The world still looks at America with a great deal of lustre, as it sees it as a land of opportunities and unhindered openness. However, the rising mass shootings puzzle its fans and critics alike. Rrecent mass shootings in Uvalde, Texas and Buffalo in New York, took more than 30 lives including 19 children. This illustrates the malaise of the masses in the American society. The country, which registers the highest number of mass shootings annually among wealthy nations with the highest gun ownership per capital in the world, draws frequent derision for this.
A welcome move by the US Senate to check this menace of mass shootings has been struck down by its Supreme Court, arguing the Americans have a constitutional right to carry handguns or firearms in public for self-defence. The Senate’s decision and the apex court ruling also bring to the fore the deep divide over firearms in the American society.
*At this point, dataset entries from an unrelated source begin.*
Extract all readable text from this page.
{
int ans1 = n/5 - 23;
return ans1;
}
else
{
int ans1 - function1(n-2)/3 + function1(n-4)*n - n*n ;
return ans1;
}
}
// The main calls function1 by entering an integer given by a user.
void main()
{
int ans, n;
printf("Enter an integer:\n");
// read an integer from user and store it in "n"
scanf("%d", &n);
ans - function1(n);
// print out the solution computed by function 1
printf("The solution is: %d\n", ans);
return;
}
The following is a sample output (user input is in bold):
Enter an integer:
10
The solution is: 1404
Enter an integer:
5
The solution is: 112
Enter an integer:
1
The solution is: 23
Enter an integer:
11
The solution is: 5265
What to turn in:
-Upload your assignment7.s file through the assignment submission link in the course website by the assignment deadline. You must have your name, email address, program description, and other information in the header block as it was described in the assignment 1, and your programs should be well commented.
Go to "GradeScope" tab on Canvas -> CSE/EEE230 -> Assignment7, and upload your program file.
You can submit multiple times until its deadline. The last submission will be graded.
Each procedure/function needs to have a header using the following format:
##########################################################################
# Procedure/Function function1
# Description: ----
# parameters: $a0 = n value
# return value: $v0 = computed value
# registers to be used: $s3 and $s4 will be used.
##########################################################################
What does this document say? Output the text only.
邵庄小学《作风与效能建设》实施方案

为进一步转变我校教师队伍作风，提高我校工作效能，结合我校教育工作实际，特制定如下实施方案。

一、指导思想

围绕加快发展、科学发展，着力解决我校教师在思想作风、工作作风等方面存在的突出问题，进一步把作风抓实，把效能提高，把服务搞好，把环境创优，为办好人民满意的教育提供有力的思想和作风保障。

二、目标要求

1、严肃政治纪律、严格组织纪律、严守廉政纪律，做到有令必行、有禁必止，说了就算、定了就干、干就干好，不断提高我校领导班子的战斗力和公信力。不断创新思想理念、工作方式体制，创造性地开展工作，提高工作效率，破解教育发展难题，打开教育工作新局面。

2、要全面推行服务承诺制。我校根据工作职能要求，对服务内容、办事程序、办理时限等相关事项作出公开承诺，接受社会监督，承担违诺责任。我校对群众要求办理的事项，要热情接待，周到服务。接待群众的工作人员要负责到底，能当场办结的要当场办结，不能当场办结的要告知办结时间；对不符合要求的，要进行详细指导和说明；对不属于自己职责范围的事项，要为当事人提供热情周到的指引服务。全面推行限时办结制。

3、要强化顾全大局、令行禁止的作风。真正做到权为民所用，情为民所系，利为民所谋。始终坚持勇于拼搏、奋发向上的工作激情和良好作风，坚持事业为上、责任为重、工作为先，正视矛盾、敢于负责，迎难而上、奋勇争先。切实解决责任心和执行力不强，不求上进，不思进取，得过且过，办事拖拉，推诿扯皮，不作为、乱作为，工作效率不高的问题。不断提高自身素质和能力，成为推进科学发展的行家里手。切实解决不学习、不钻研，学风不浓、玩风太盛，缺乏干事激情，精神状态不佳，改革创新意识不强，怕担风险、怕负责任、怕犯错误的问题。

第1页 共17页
However, the Senate bill approved in a 65-33 vote, happened to be the first significant gun control initiative in almost three decades. The Supreme Court ruling invited sharp reactions even from US President Joe Biden. President Biden expressed his deep disappointment, saying that the SC ruling contradicts both common sense and the constitution. After Senate, the US Congress also appeared set to approve the modest gun law changes, which no one in several decades could garner courage to amend despite demands from a section of people. The new development may ultimately encourage more people to legally carry guns on the streets, which may further create social and psychological upheavals.
The gun law was enacted in 1913 under the US constitution’s second amendment. According to available data, in 2020, more than 45,000 Americans died at the end of a barrel of a gun. Between, 1968 and 2017, the deaths in gun fire were higher than the number of soldiers killed in all US conflict since the American war for Independence in 1775. Americans make up about 4.4% of the global population but they own 42% of the world’s guns. Adjusted for population, only Yemen has higher rate of mass shootings among countries with more than 10 million people.
There is still a tinge of hope as American states could do something in this direction. President Biden also urged states to go further and enact and enforce commonsense laws to make the people safer from gun violence. But the way this gun law acquires political proportion in the USA, it leaves little chance in near future for such an initiative again. Democrats are nearly unanimous in their support for stricter gun laws, however only around a quarter percentage of Republicans favour this amendment. Other countries from the developed world took timely steps to check this menace of gun culture. For example, Britain instituted a gun control laws just after it had a mass shootings in 1987 and so did Australia after a mass shooting in 1996. But such has not been the case with America. It is not that firearm is a part of American culture or upbringing, but the way it is becoming an epidemic, doesn’t augur well for American brand too.